Preventing more breaches

Not reporting attacks doesn’t help anyone and can lead to more breaches. This is because it can embolden attackers and diminish the urgency to bolster security measures, making repeated breaches more likely, says Dr Klaus Schenk, vice president of security and threat research at Verimatrix.

Failure to report attacks also hampers the ability of law enforcement and cybersecurity agencies to respond to cyber threats, Bate says. “These entities rely on breach reports to piece together the puzzle of cyber criminal operations, to track and apprehend perpetrators, and to issue timely warnings to the community at large.”

“In fact, by not reporting the breach, the organisation gives the attacker unlimited time to gather existing data and any new information” Matthew Giles

On the technical side, any data stolen from a breach can be used to launch further attacks, says Matthew Giles, an instructional designer at VIPRE Security Group. “In fact, by not reporting the breach, the organisation gives the attacker unlimited time to gather existing data and any new information. Cyber criminals can then compromise multiple systems and create backdoors for future access.”

Determining what data falls under regulation, such as the EU General Data Protection Regulation (GDPR), helps breached companies determine how much to say and when.

Under GDPR, any personally identifiable information (PII) is protected, says Schenk. This includes names, addresses, digital footprints and unique identifiers such as client IDs. He says that non-PII, such as anonymised or statistical data, usually falls outside.

If personal data is compromised, you must notify the authorities, says Bate. However, grey areas also exist, he says. “Corporate data, including confidential business information and trade secrets, does not receive the same level of protection under GDPR unless it relates to identifiable individuals.”

Best practice: Creating an open and blame-free culture

Breaking the cyber attack silence is possible if companies are prepared to overhaul their business culture and mindset. Transparency is a “business game-changer”, says Laurie Mercer, security architect at HackerOne.”Building a security culture that promotes trust and transparency can pave the way for other changes in mindset.”

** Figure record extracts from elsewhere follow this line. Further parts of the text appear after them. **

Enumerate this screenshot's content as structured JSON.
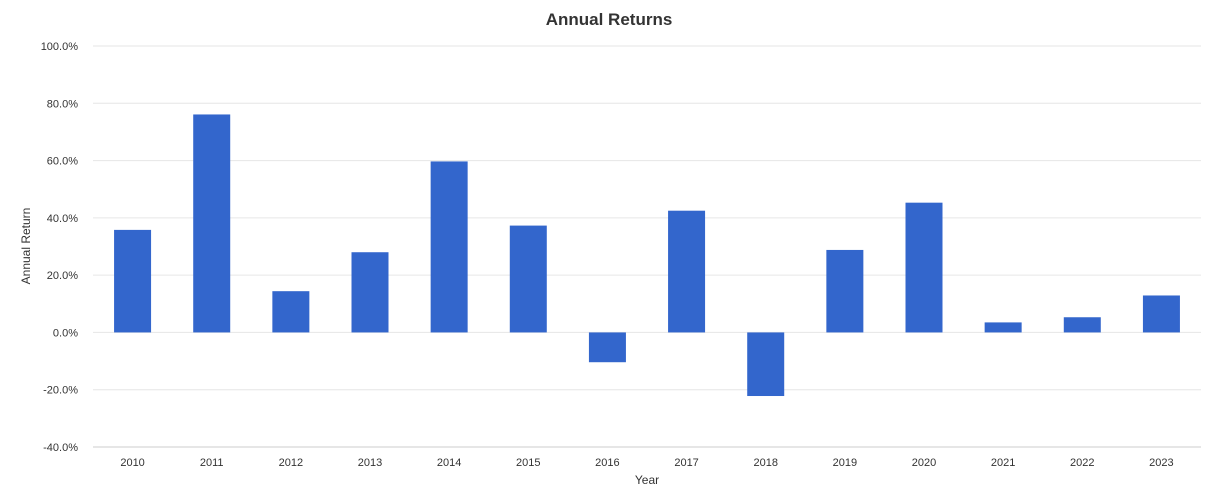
{
  "chart_data": {
    "type": "bar",
    "title": "Annual Returns",
    "xlabel": "Year",
    "ylabel": "Annual Return",
    "categories": [
      "2010",
      "2011",
      "2012",
      "2013",
      "2014",
      "2015",
      "2016",
      "2017",
      "2018",
      "2019",
      "2020",
      "2021",
      "2022",
      "2023"
    ],
    "values": [
      35.8,
      76.1,
      14.4,
      28.0,
      59.7,
      37.3,
      -10.4,
      42.5,
      -22.2,
      28.8,
      45.3,
      3.5,
      5.3,
      12.9
    ],
    "ylim": [
      -40,
      100
    ],
    "yticks": [
      "100.0%",
      "80.0%",
      "60.0%",
      "40.0%",
      "20.0%",
      "0.0%",
      "-20.0%",
      "-40.0%"
    ],
    "ytick_values": [
      100,
      80,
      60,
      40,
      20,
      0,
      -20,
      -40
    ],
    "grid": true,
    "legend": "none",
    "colors": {
      "bar": "#3366cc",
      "grid": "#e6e6e6",
      "axis": "#cccccc",
      "text": "#333333"
    }
  }
}
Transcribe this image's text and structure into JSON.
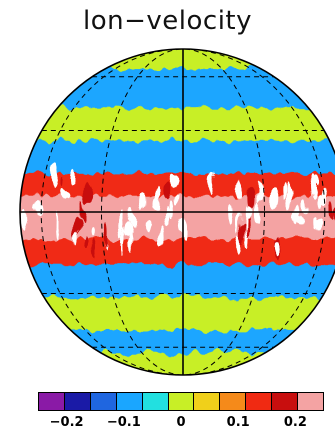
{
  "title": "lon−velocity",
  "colorbar": {
    "colors": [
      "#8a1aa6",
      "#1a1aa6",
      "#1f66e0",
      "#1aa6ff",
      "#22e0e0",
      "#c8ef26",
      "#f0d01a",
      "#f58a1a",
      "#f02a12",
      "#c80e0e",
      "#f4a3a3"
    ],
    "tick_labels": [
      "−0.2",
      "−0.1",
      "0",
      "0.1",
      "0.2"
    ]
  },
  "chart_data": {
    "type": "heatmap",
    "title": "lon−velocity",
    "projection": "orthographic",
    "grid": true,
    "colorbar_range": [
      -0.25,
      0.25
    ],
    "colorbar_ticks": [
      -0.2,
      -0.1,
      0,
      0.1,
      0.2
    ],
    "zonal_bands": [
      {
        "region": "north-polar",
        "level": 0.0
      },
      {
        "region": "north-high-latitude",
        "level": -0.1
      },
      {
        "region": "north-mid-latitude",
        "level": 0.0
      },
      {
        "region": "north-subtropics",
        "level": -0.1
      },
      {
        "region": "north-low-latitude",
        "level": 0.15
      },
      {
        "region": "equatorial",
        "level": 0.25
      },
      {
        "region": "south-low-latitude",
        "level": 0.15
      },
      {
        "region": "south-subtropics",
        "level": -0.1
      },
      {
        "region": "south-mid-latitude",
        "level": 0.0
      },
      {
        "region": "south-high-latitude",
        "level": -0.1
      },
      {
        "region": "south-polar",
        "level": 0.0
      }
    ]
  }
}
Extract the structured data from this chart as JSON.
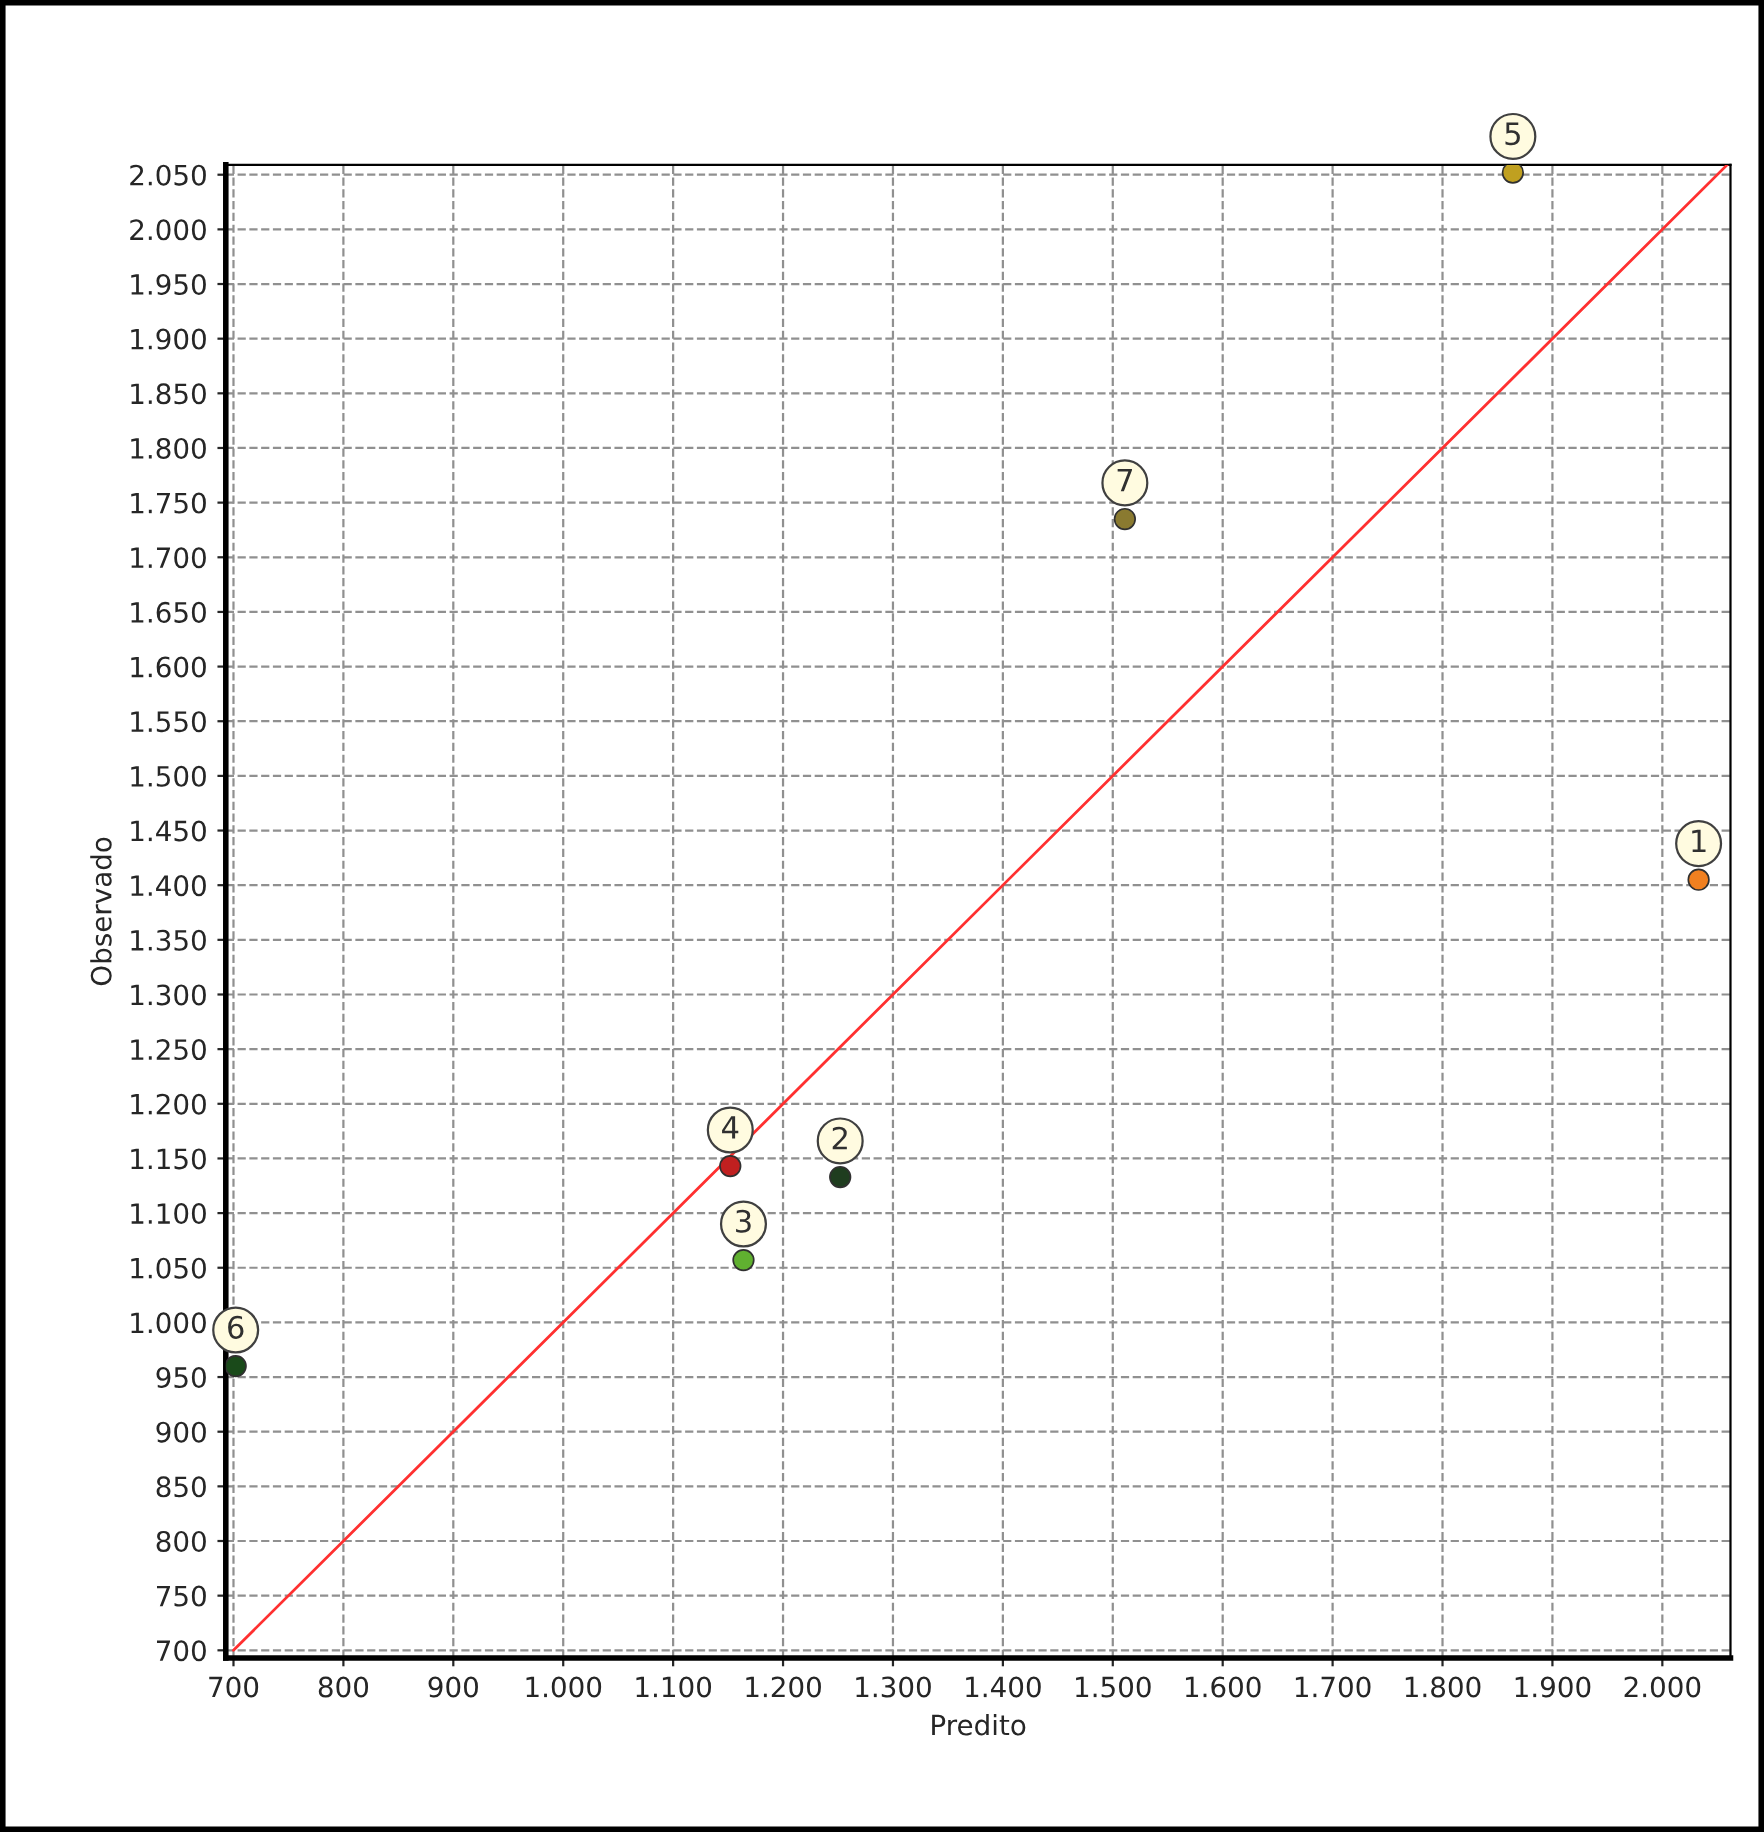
{
  "chart_data": {
    "type": "scatter",
    "xlabel": "Predito",
    "ylabel": "Observado",
    "x": [
      2033,
      1252,
      1164,
      1152,
      1864,
      702,
      1511
    ],
    "series": [
      {
        "marker": "circle",
        "values": [
          1405,
          1133,
          1057,
          1143,
          2052,
          960,
          1735
        ],
        "colors": [
          "#f08020",
          "#1f3d1f",
          "#60b030",
          "#c02020",
          "#c0a020",
          "#1a4a1a",
          "#8a7a30"
        ]
      },
      {
        "type": "line",
        "x": [
          700,
          2059
        ],
        "values": [
          700,
          2059
        ],
        "color": "#ff3030"
      }
    ],
    "annotations": [
      {
        "text": "1",
        "x": 2033,
        "y": 1405
      },
      {
        "text": "2",
        "x": 1252,
        "y": 1133
      },
      {
        "text": "3",
        "x": 1164,
        "y": 1057
      },
      {
        "text": "4",
        "x": 1152,
        "y": 1143
      },
      {
        "text": "5",
        "x": 1864,
        "y": 2052
      },
      {
        "text": "6",
        "x": 702,
        "y": 960
      },
      {
        "text": "7",
        "x": 1511,
        "y": 1735
      }
    ],
    "xlim": [
      693,
      2062
    ],
    "ylim": [
      693,
      2059
    ],
    "xticks": [
      700,
      800,
      900,
      {
        "value": 1000,
        "label": "1.000"
      },
      {
        "value": 1100,
        "label": "1.100"
      },
      {
        "value": 1200,
        "label": "1.200"
      },
      {
        "value": 1300,
        "label": "1.300"
      },
      {
        "value": 1400,
        "label": "1.400"
      },
      {
        "value": 1500,
        "label": "1.500"
      },
      {
        "value": 1600,
        "label": "1.600"
      },
      {
        "value": 1700,
        "label": "1.700"
      },
      {
        "value": 1800,
        "label": "1.800"
      },
      {
        "value": 1900,
        "label": "1.900"
      },
      {
        "value": 2000,
        "label": "2.000"
      }
    ],
    "yticks": [
      700,
      750,
      800,
      850,
      900,
      950,
      {
        "value": 1000,
        "label": "1.000"
      },
      {
        "value": 1050,
        "label": "1.050"
      },
      {
        "value": 1100,
        "label": "1.100"
      },
      {
        "value": 1150,
        "label": "1.150"
      },
      {
        "value": 1200,
        "label": "1.200"
      },
      {
        "value": 1250,
        "label": "1.250"
      },
      {
        "value": 1300,
        "label": "1.300"
      },
      {
        "value": 1350,
        "label": "1.350"
      },
      {
        "value": 1400,
        "label": "1.400"
      },
      {
        "value": 1450,
        "label": "1.450"
      },
      {
        "value": 1500,
        "label": "1.500"
      },
      {
        "value": 1550,
        "label": "1.550"
      },
      {
        "value": 1600,
        "label": "1.600"
      },
      {
        "value": 1650,
        "label": "1.650"
      },
      {
        "value": 1700,
        "label": "1.700"
      },
      {
        "value": 1750,
        "label": "1.750"
      },
      {
        "value": 1800,
        "label": "1.800"
      },
      {
        "value": 1850,
        "label": "1.850"
      },
      {
        "value": 1900,
        "label": "1.900"
      },
      {
        "value": 1950,
        "label": "1.950"
      },
      {
        "value": 2000,
        "label": "2.000"
      },
      {
        "value": 2050,
        "label": "2.050"
      }
    ],
    "grid": true,
    "legend": false
  }
}
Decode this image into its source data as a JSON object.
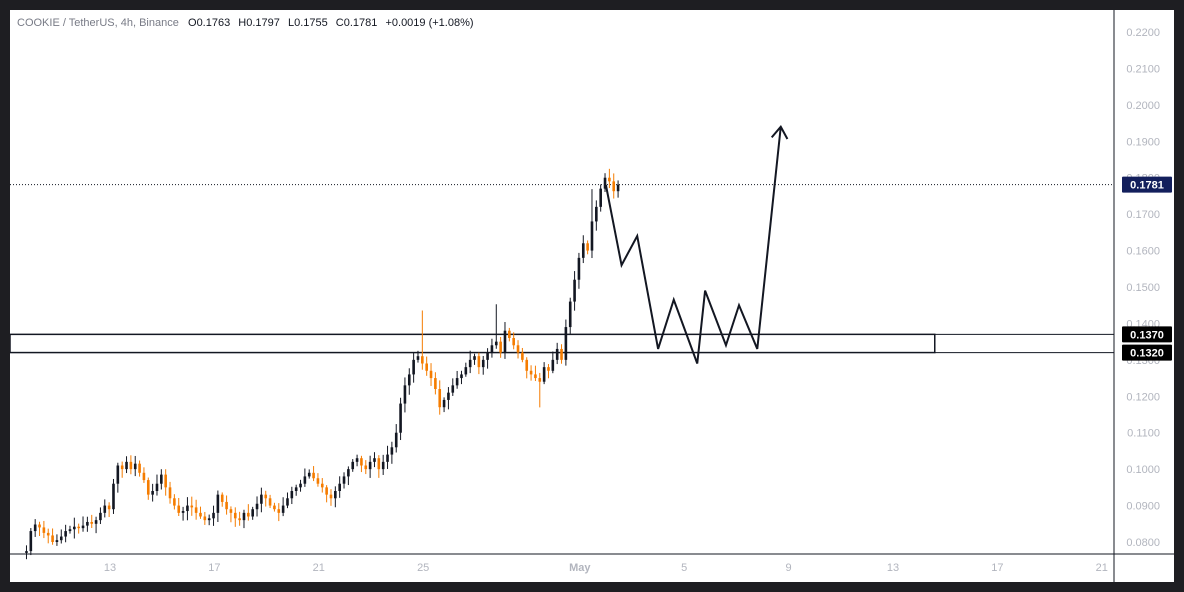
{
  "legend": {
    "symbol": "COOKIE / TetherUS, 4h, Binance",
    "open_label": "O",
    "open": "0.1763",
    "high_label": "H",
    "high": "0.1797",
    "low_label": "L",
    "low": "0.1755",
    "close_label": "C",
    "close": "0.1781",
    "change": "+0.0019 (+1.08%)"
  },
  "colors": {
    "up": "#131722",
    "down": "#f57c00",
    "price_tag_bg": "#131f5c",
    "grid_text": "#b2b5be"
  },
  "chart_data": {
    "type": "candlestick",
    "title": "COOKIE / TetherUS, 4h, Binance",
    "ylim": [
      0.0765,
      0.2245
    ],
    "y_ticks": [
      "0.2200",
      "0.2100",
      "0.2000",
      "0.1900",
      "0.1800",
      "0.1700",
      "0.1600",
      "0.1500",
      "0.1400",
      "0.1300",
      "0.1200",
      "0.1100",
      "0.1000",
      "0.0900",
      "0.0800"
    ],
    "x_ticks": [
      {
        "day": 0,
        "label": "13"
      },
      {
        "day": 4,
        "label": "17"
      },
      {
        "day": 8,
        "label": "21"
      },
      {
        "day": 12,
        "label": "25"
      },
      {
        "day": 18,
        "label": "May"
      },
      {
        "day": 22,
        "label": "5"
      },
      {
        "day": 26,
        "label": "9"
      },
      {
        "day": 30,
        "label": "13"
      },
      {
        "day": 34,
        "label": "17"
      },
      {
        "day": 38,
        "label": "21"
      }
    ],
    "x_unit": "days since Apr 13",
    "candle_start_day": -3.2,
    "candles_per_day": 6,
    "closes": [
      0.0775,
      0.083,
      0.0848,
      0.084,
      0.0825,
      0.0818,
      0.08,
      0.0805,
      0.0815,
      0.083,
      0.0835,
      0.0842,
      0.0838,
      0.0845,
      0.0855,
      0.085,
      0.086,
      0.088,
      0.09,
      0.089,
      0.096,
      0.101,
      0.1,
      0.102,
      0.1,
      0.1015,
      0.099,
      0.097,
      0.093,
      0.094,
      0.096,
      0.0985,
      0.095,
      0.092,
      0.09,
      0.088,
      0.0885,
      0.09,
      0.0895,
      0.088,
      0.087,
      0.086,
      0.0865,
      0.088,
      0.093,
      0.091,
      0.089,
      0.088,
      0.0865,
      0.086,
      0.088,
      0.087,
      0.089,
      0.0905,
      0.093,
      0.092,
      0.09,
      0.089,
      0.088,
      0.09,
      0.092,
      0.094,
      0.095,
      0.096,
      0.098,
      0.099,
      0.0975,
      0.096,
      0.095,
      0.093,
      0.092,
      0.094,
      0.096,
      0.098,
      0.1,
      0.102,
      0.103,
      0.101,
      0.1,
      0.102,
      0.103,
      0.1,
      0.102,
      0.104,
      0.106,
      0.11,
      0.118,
      0.123,
      0.126,
      0.13,
      0.131,
      0.129,
      0.127,
      0.125,
      0.122,
      0.117,
      0.119,
      0.121,
      0.123,
      0.125,
      0.126,
      0.128,
      0.13,
      0.131,
      0.128,
      0.13,
      0.132,
      0.134,
      0.135,
      0.132,
      0.138,
      0.136,
      0.134,
      0.132,
      0.13,
      0.127,
      0.126,
      0.125,
      0.124,
      0.128,
      0.127,
      0.13,
      0.133,
      0.13,
      0.139,
      0.146,
      0.152,
      0.158,
      0.162,
      0.16,
      0.168,
      0.172,
      0.177,
      0.18,
      0.179,
      0.1763,
      0.1781
    ],
    "overlays": {
      "support_zone": {
        "top": 0.137,
        "bottom": 0.132,
        "end_day": 31.6,
        "labels": [
          "0.1370",
          "0.1320"
        ]
      },
      "last_price": {
        "value": 0.1781,
        "label": "0.1781"
      },
      "projection_path": [
        {
          "day": 19.0,
          "price": 0.178
        },
        {
          "day": 19.6,
          "price": 0.156
        },
        {
          "day": 20.2,
          "price": 0.164
        },
        {
          "day": 21.0,
          "price": 0.133
        },
        {
          "day": 21.6,
          "price": 0.1465
        },
        {
          "day": 22.5,
          "price": 0.129
        },
        {
          "day": 22.8,
          "price": 0.149
        },
        {
          "day": 23.6,
          "price": 0.134
        },
        {
          "day": 24.1,
          "price": 0.145
        },
        {
          "day": 24.8,
          "price": 0.133
        },
        {
          "day": 25.7,
          "price": 0.194
        }
      ]
    }
  }
}
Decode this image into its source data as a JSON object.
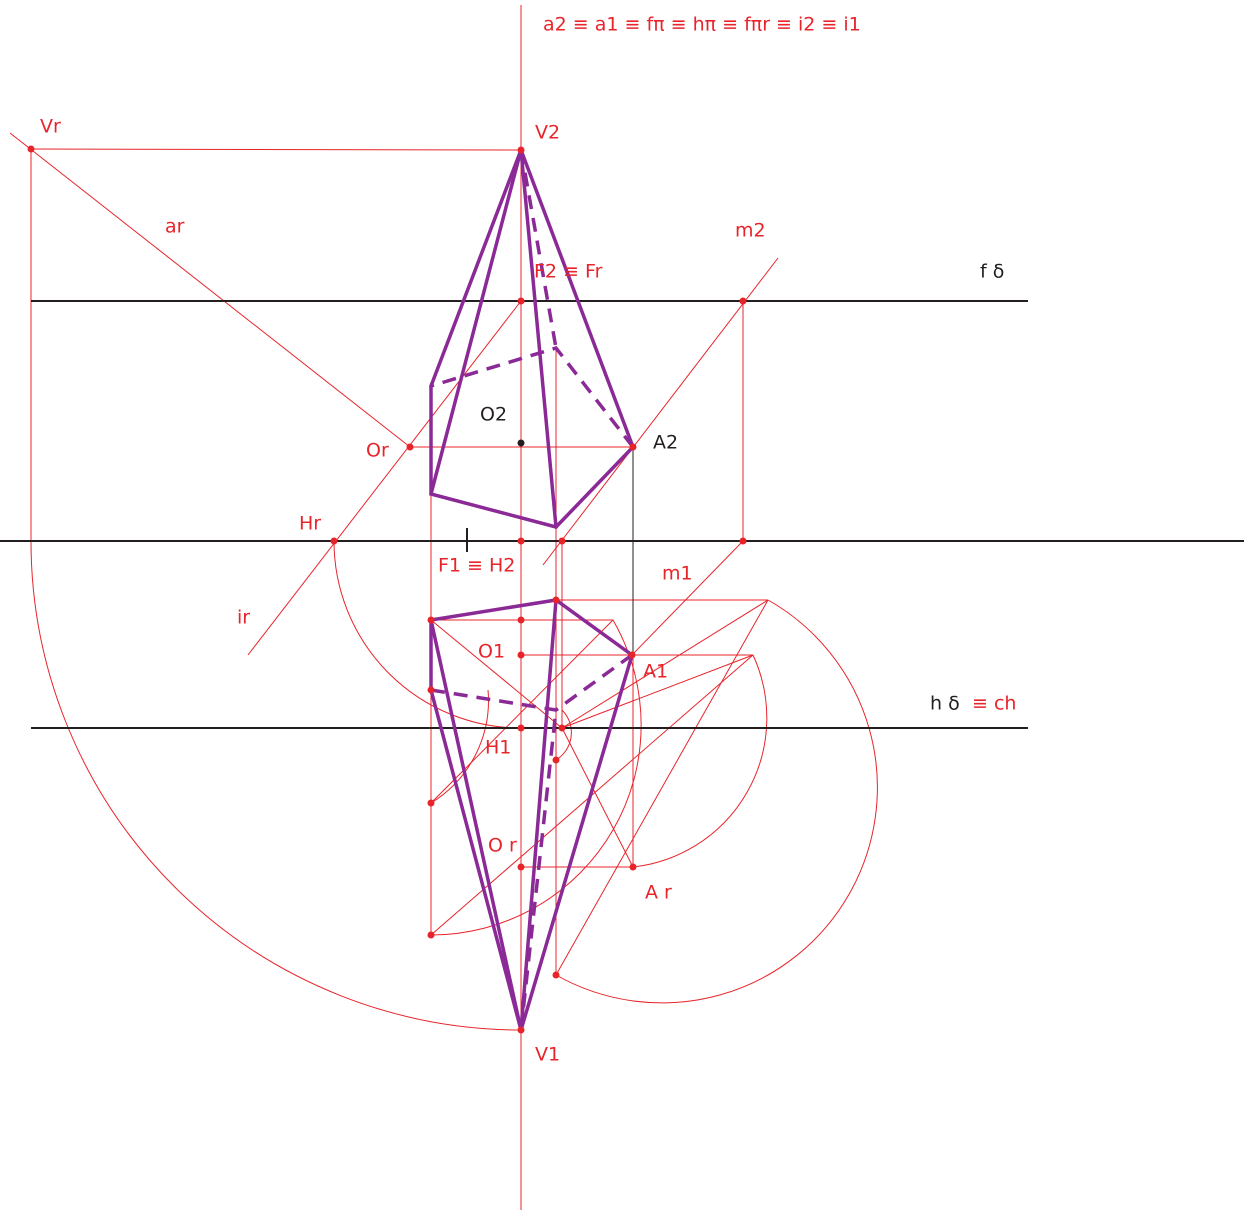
{
  "labels": [
    "a2 ≡ a1 ≡ fπ ≡ hπ ≡ fπr ≡ i2 ≡ i1",
    "Vr",
    "V2",
    "ar",
    "m2",
    "F2 ≡ Fr",
    "f δ",
    "O2",
    "Or",
    "A2",
    "Hr",
    "F1 ≡ H2",
    "m1",
    "ir",
    "O1",
    "A1",
    "h δ",
    "≡ ch",
    "H1",
    "O r",
    "A r",
    "V1"
  ]
}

He describes how “open, honest, and authentic leaders” that adopt “radical transparency” as part of their cybersecurity approach will help to boost security culture within the business. “This will increase trust, differentiate the brand and create a robust security posture,” he advises.

At the same time, knowledge is key. Employees should be adequately trained to carry out their duties in a “secure and safe manner”, says Cliff Martin, head of cyber incident response at GRCI Law. “Inadequate processes, policies and training contribute significantly to cybersecurity incidents. Firms cannot expect staff just to know what is expected or how to do certain tasks because everyone has a different view and may approach it differently.”

“Individuals may hesitate to report incidents in environments where blame is quickly assigned and with harsh repercussions” Richard Bate

Setting training goals and incentivising learning in a meaningful way “helps greatly”, says Giles. “Security training needs to be a means of changing behaviours and habits; it’s not only for awareness.  All types of training are needed, from reporting an incident to knowing the various regulations such as GDPR demand.”

As part of this, creating an environment where staff are trained to handle data responsibly and feel comfortable reporting security incidents is “crucial”, says Schenk. “This approach should emphasise that anyone can make a mistake, and the focus should be on collective improvement rather than individual blame.”

Culture change comes from the top down, which means the top brass need to lead by example, says Bate. “This includes demonstrating a commitment to transparency, participating in training, and supporting staff who escalate concerns. This top-down endorsement is crucial in cementing culture change.”

As too many firms have discovered, if you cover it up, you’ll get found out in the end. The benefits of an open and transparent business culture are vast – including a boost to reputation and the ability to respond better to future attacks.